EastEnders story editor, Ian Aldwinkle, decided to introduce a character with schizophrenia after working on the drama series Casualty, which featured violent and dramatic incidents involving people with the illness, but only focussed on the medical side. Aldwinkle researched the illness and says he was shocked to discover that it affects one in 100 people, but it was rarely spoken about. He said: "Because it has a continuing storyline, EastEnders was able to look at the effect that schizophrenia has on a family and on individual relationships. I wanted to humanise it and look at the emotional impact it has on people."[1] He said he hoped that the storyline would be helpful, saying "It seems to me that mental illness is one of the last subjects that you can still make jokes about without being labelled politically incorrect, and that seems wrong.
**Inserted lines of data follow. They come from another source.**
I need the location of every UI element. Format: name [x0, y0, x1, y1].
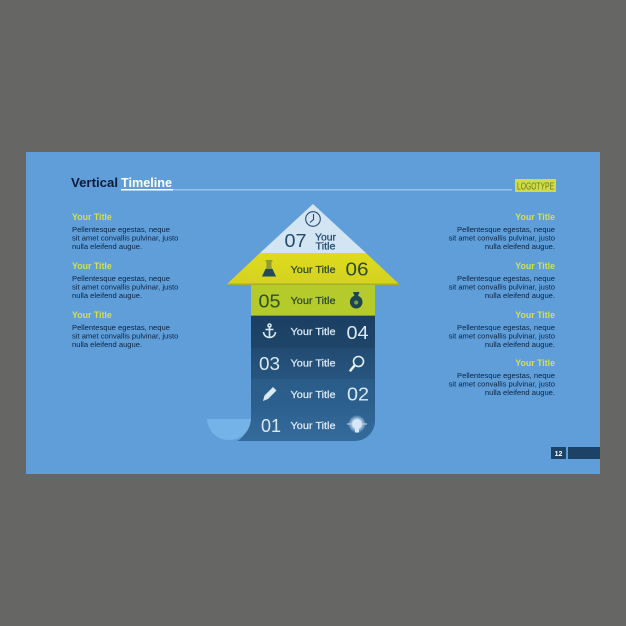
- right block 3: Pellentesque egestas, neque: [457, 323, 555, 332]
- right block 4: Pellentesque egestas, neque: [457, 371, 555, 380]
- left block 3: [72, 310, 178, 349]
- step 03: Your Title: [290, 358, 336, 370]
- right block 3: nulla eleifend augue.: [485, 340, 555, 349]
- right block 4: Your Title: [515, 358, 555, 368]
- left block 3: sit amet convallis pulvinar, justo: [72, 332, 178, 340]
- icon: clock: [306, 212, 320, 226]
- step 03: [251, 348, 375, 379]
- icon: light bulb: [347, 415, 367, 433]
- step 03: 03: [259, 353, 280, 374]
- right block 1: Your Title: [515, 212, 555, 222]
- logotype: LOGOTYPE: [517, 180, 554, 192]
- left block 2: nulla eleifend augue.: [72, 291, 142, 300]
- footer bar: [568, 447, 600, 459]
- right block 2: Pellentesque egestas, neque: [457, 274, 555, 283]
- step 07: Title: [316, 242, 336, 252]
- step 01 with curl: [207, 410, 375, 441]
- title: Timeline: [121, 176, 172, 190]
- curl: [207, 419, 251, 440]
- step 04: 04: [346, 322, 368, 343]
- step 05: 05: [258, 290, 280, 312]
- slide panel: [26, 152, 600, 474]
- step 06: Your Title: [290, 265, 336, 276]
- left text blocks: [72, 212, 178, 349]
- icon: anchor: [264, 324, 276, 338]
- right block 2: [449, 261, 555, 300]
- icon: magnifier: [350, 356, 364, 370]
- left block 2: [72, 261, 178, 300]
- left block 3: nulla eleifend augue.: [72, 340, 142, 349]
- left block 2: sit amet convallis pulvinar, justo: [72, 282, 178, 292]
- left block 1: Your Title: [72, 212, 112, 222]
- step 02: Your Title: [290, 390, 336, 401]
- right block 3: Your Title: [515, 310, 555, 320]
- page number: [551, 447, 566, 459]
- icon: flask: [262, 260, 276, 276]
- icon: pencil: [263, 387, 276, 401]
- right block 4: nulla eleifend augue.: [485, 388, 555, 397]
- left block 1: Pellentesque egestas, neque: [72, 225, 170, 234]
- right block 2: nulla eleifend augue.: [485, 291, 555, 300]
- left block 1: [72, 212, 178, 251]
- left block 1: sit amet convallis pulvinar, justo: [72, 234, 178, 242]
- left block 1: nulla eleifend augue.: [72, 242, 142, 251]
- step 01 with curl: Your Title: [290, 421, 336, 432]
- arrow timeline: [207, 204, 399, 441]
- step 05: Your Title: [290, 296, 336, 307]
- step 02: 02: [347, 384, 369, 404]
- step 07: [260, 204, 366, 253]
- left block 3: Pellentesque egestas, neque: [72, 323, 170, 332]
- header rule: [173, 189, 512, 190]
- right block 1: Pellentesque egestas, neque: [457, 225, 555, 234]
- left block 3: Your Title: [72, 310, 112, 320]
- icon: money bag: [350, 292, 363, 308]
- right block 3: sit amet convallis pulvinar, justo: [449, 332, 555, 340]
- right block 4: sit amet convallis pulvinar, justo: [449, 380, 555, 388]
- right block 4: [449, 358, 555, 397]
- left block 2: Your Title: [72, 261, 112, 271]
- step 01 with curl: 01: [261, 415, 281, 436]
- step 05: [251, 285, 375, 316]
- title: Vertical: [71, 176, 118, 190]
- right block 1: nulla eleifend augue.: [485, 242, 555, 251]
- logotype: [515, 179, 556, 192]
- step 07: 07: [284, 230, 306, 251]
- right block 1: sit amet convallis pulvinar, justo: [449, 234, 555, 242]
- step 06: 06: [346, 258, 368, 280]
- right text blocks: [449, 212, 555, 397]
- step 02: [251, 379, 375, 410]
- step 04: Your Title: [290, 327, 336, 338]
- step 04: [251, 316, 375, 348]
- right block 3: [449, 310, 555, 349]
- right block 2: Your Title: [515, 261, 555, 271]
- right block 2: sit amet convallis pulvinar, justo: [449, 282, 555, 292]
- page number: 12: [555, 451, 562, 458]
- step 07: Your: [315, 232, 337, 244]
- right block 1: [449, 212, 555, 251]
- title: [71, 176, 173, 190]
- step 06: [227, 253, 399, 285]
- left block 2: Pellentesque egestas, neque: [72, 274, 170, 283]
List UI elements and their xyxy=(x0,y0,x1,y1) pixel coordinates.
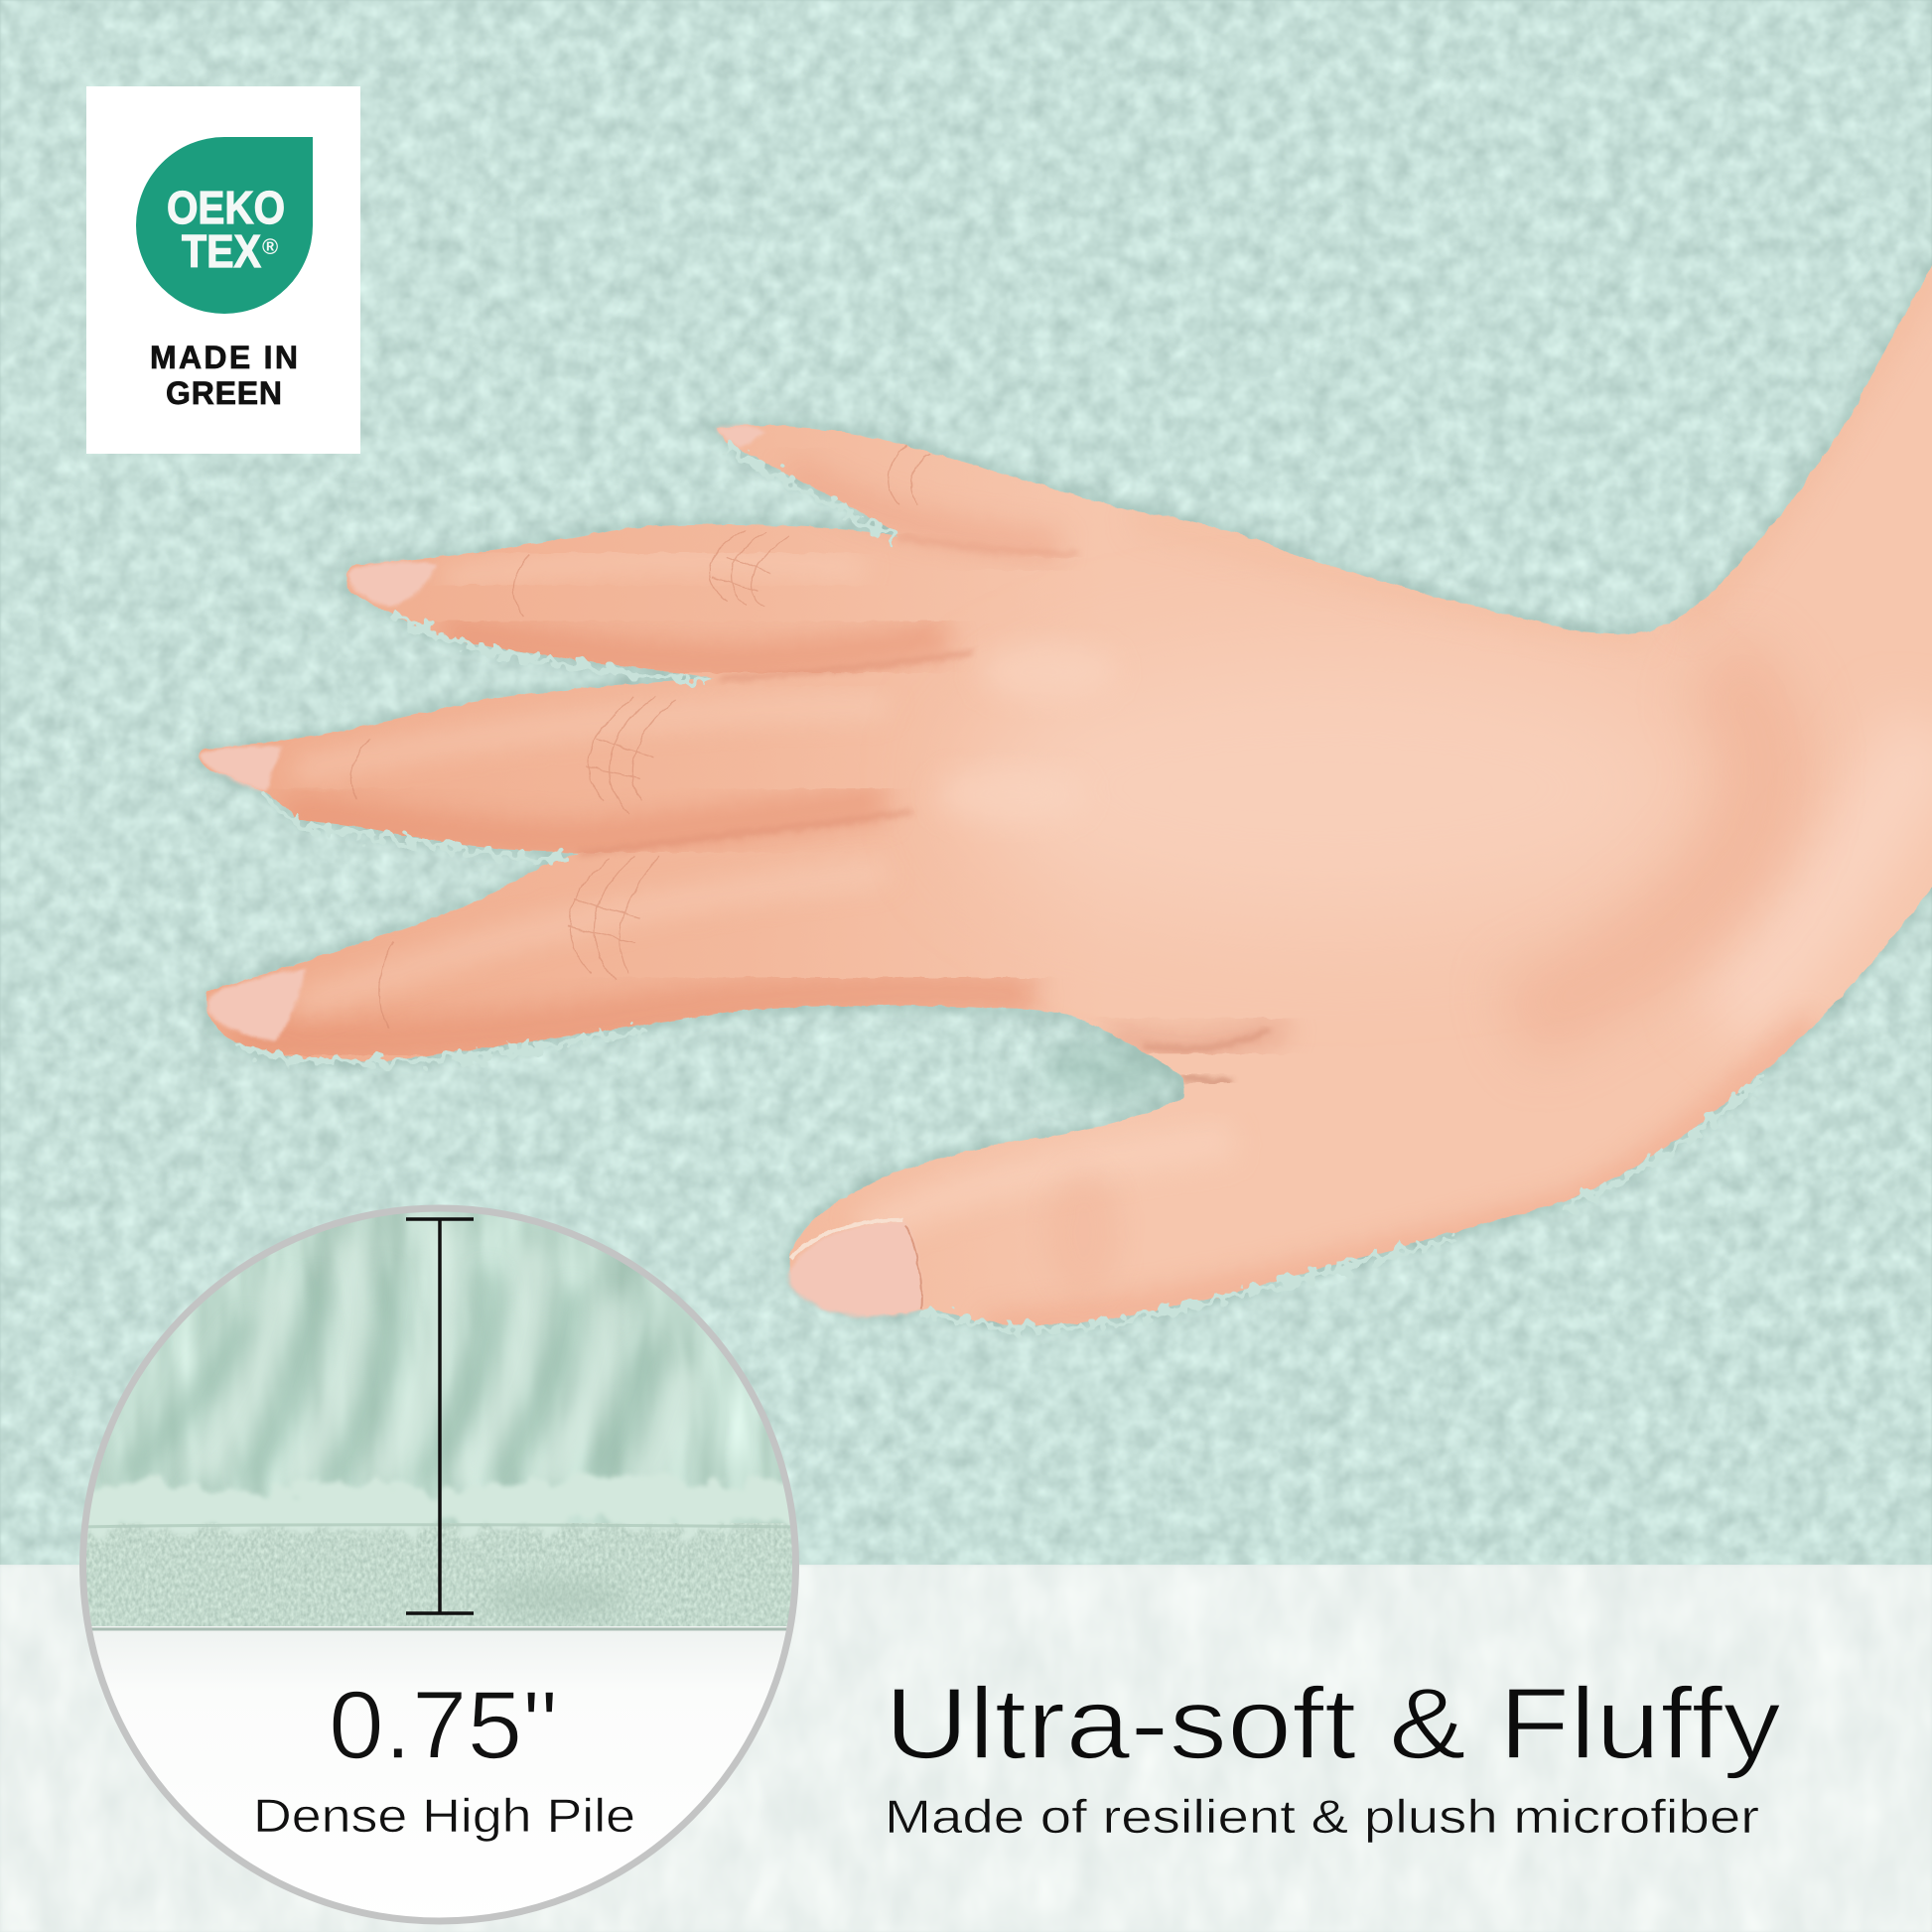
hand shape with shading xyxy=(185,265,1932,1343)
subheading: Made of resilient & plush microfiber xyxy=(885,1790,1759,1843)
broad light area on back of hand xyxy=(1003,677,1638,899)
badge caption: MADE IN xyxy=(150,340,298,375)
mat backing band xyxy=(79,1523,799,1626)
shadow under the mat xyxy=(79,1628,799,1629)
pile caption: Dense High Pile xyxy=(253,1789,635,1842)
upper wrist edge shade xyxy=(1686,278,1928,614)
seam line xyxy=(79,1525,799,1527)
fur tufts overlapping the finger edges xyxy=(240,450,1762,1328)
pale wrist highlight xyxy=(1725,727,1932,1023)
darker wrist band xyxy=(1516,665,1765,1023)
headline: Ultra-soft & Fluffy xyxy=(885,1667,1781,1780)
pile height magnifier circle xyxy=(69,1201,814,1932)
fingernails xyxy=(200,426,922,1316)
OEKO TEX wordmark: ® xyxy=(262,234,278,259)
upper hand edge shade xyxy=(1489,610,1490,611)
lower hand edge shade xyxy=(986,1023,1811,1328)
OEKO TEX wordmark: TEX xyxy=(182,225,261,277)
finger top highlights xyxy=(444,559,863,579)
measurement bracket xyxy=(406,1219,474,1613)
OEKO TEX wordmark xyxy=(167,182,285,277)
circle outline xyxy=(83,1208,796,1921)
badge caption: GREEN xyxy=(166,375,282,411)
finger underside shades xyxy=(444,630,949,663)
shadow between fingers xyxy=(721,652,973,679)
knuckle wrinkles xyxy=(350,446,930,1029)
pile height value: 0.75" xyxy=(329,1671,558,1779)
tall pile fibers xyxy=(79,1201,799,1529)
darker worn patch on backing xyxy=(486,1579,625,1618)
icon: OEKO-TEX leaf drop xyxy=(136,137,313,314)
hand pressing into the fabric xyxy=(185,265,1932,1343)
knuckle highlights xyxy=(980,642,1115,701)
thumb web crease shadow xyxy=(1109,1026,1287,1047)
white surface below the mat xyxy=(79,1624,799,1932)
OEKO TEX wordmark: OEKO xyxy=(167,182,285,233)
certification badge xyxy=(86,86,360,454)
badge caption xyxy=(150,340,298,411)
white fabric band at the bottom xyxy=(0,1565,1932,1932)
thumb joint shading xyxy=(1047,1171,1121,1294)
tufts along the seam xyxy=(69,1476,814,1529)
pile ridges xyxy=(134,1231,685,1479)
fur hollow shadow between index finger and thumb xyxy=(1041,1037,1189,1102)
thumb nail cuticle xyxy=(791,1220,903,1259)
pressed-in shadow around the hand xyxy=(200,265,1932,1325)
warm tint over the fingers xyxy=(199,425,937,1311)
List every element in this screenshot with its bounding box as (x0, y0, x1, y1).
If I get just one letter from one person saying that the character of Joe Wicks has helped to change their life for the better, then I will be pleased."[1]
EastEnders worked closely with experts from the National Schizophrenia Fellowship to make the plot as accurate as possible.[2] Gary Hogman of the fellowship said "It was the largest ever schizophrenia awareness initiative, reaching an audience of 10 million people three times a week. People could watch Joe going through the motions. We showed things were not so bad and how you could get help. There is so much misinformation about schizophrenia with the media focusing on extreme cases. And Joe was a handsome young man, not a spotty loner. He showed that schizophrenia can happen to anyone and made it easier for people to talk about it."[3]
The National Schizophrenia Fellowship contacted mental health organisations in other countries to brief them on how they could use the storyline to raise awareness.[3]
Andy Bell, of the Sainsbury Centre for Mental Health, criticised TV and films for portraying schizophrenia patients as a stereotype of a person who is in a hopeless situation, but said EastEnders "broke the mould", saying "It was an excellent storyline, and, importantly for us, was very well-handled."[2]
The storyline prompted thousands of calls from sufferers and their families to the National Schizophrenia Fellowship, who said that the story broke society's taboo on talking about the illness and praised the sensitive way in which the illness was portrayed. The fellowship said the story did more to break the stigma attached to schizophrenia than any number of worthy media appeals. The fellowship's chief executive Bharat Mehta, said that EastEnders helped to destroy the myths that schizophrenia meant that a person had a split personality and that the illness was likely to make them violent.[1]
Matthew Bayliss of The Guardian said that Joe's schizophrenia earnt EastEnders much acclaim because he was David's son and Pat's grandson: "His illness affected people we knew and cared about, so its key scenes were charged with emotion."[4] Nicholls' role as Joe saw him nominated 'Most Popular Newcomer' in the 1996 National Television Awards,[5] and 'Most Popular Actor' the following year.[5]
The character's exit from the soap was viewed by 22 million people.[6]